Avec qui les déguster ? Il y avait ce jour-là deux François dans la salle des ventes : François Rousset-Martin, le producteur de Nevy-sur-Seille et un autre François, fou des vins du Jura, ami de Louis (Lili) Florin de Voiteur. Nous étions au moins trois à adorer ça, les grands Jaunes, les vins singuliers et à pratiquer avec allégresse le culte du Château-Chalon, à aimer la vie au goût de jaune :
« Rien, dans l’univers fertile des crus et des climats, rien n’inspire, autant que le Château Chalon, le sentiment émerveillé du prodige et de la perfection. Que ce Salvagnin rebelle et fragile, accroché aux éboulis calcaireset aux pentes de marne bleue du Revermont.Tour à tour brûlé de soleil et de gel, durement vendangé au treuil et parfois sous la neige, que de ce cépage unique, dont le jus n’aura cure, à nul moment, au plus obscur des caves, des prescrits orthodoxes de l’œnologie, naisse, on ne saura jamais comment, ce vin si puissant qu’autour de lui, tous les autres faiblissent ou s’annulent, voilà bien qui fait s’exclamer l’amateur : Décidément, la vie mérite d’être vécue, puisqu’elle a quelquefois le goût de jaune ! »

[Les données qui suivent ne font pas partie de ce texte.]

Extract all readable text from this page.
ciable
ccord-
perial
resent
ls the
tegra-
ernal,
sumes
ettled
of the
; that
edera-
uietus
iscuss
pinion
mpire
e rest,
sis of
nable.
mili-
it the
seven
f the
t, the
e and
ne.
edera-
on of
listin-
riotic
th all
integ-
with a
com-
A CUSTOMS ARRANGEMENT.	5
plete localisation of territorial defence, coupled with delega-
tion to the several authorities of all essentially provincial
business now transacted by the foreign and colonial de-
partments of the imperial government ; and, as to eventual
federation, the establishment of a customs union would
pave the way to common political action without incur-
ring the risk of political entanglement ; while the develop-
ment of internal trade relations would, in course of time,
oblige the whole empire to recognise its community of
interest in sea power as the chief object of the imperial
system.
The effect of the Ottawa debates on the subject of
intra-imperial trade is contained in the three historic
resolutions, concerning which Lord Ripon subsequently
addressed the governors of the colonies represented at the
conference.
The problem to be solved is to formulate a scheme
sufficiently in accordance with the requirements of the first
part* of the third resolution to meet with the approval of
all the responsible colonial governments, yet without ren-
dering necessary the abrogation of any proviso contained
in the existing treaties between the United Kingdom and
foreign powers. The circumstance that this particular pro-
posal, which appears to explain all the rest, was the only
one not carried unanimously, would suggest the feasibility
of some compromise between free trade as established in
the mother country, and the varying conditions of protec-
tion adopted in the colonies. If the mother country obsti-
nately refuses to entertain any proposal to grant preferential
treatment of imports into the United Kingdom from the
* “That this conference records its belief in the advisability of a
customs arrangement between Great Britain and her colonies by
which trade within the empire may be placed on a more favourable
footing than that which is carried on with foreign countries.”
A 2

Jean-Claude Pirotte, Les Contes bleus du vin
Comme chacun de nous était plusieurs, ça faisait déjà pas mal de monde. Nous avions prévu une première soirée le 18 novembre dans le cadre de notre Ecole du Vin. Vu le nombre des impétrants, il a fallu la dédoubler et se mettre sérieusement au piano pour concocter deux plats qui tiennent la route face à ces monstres sacrés.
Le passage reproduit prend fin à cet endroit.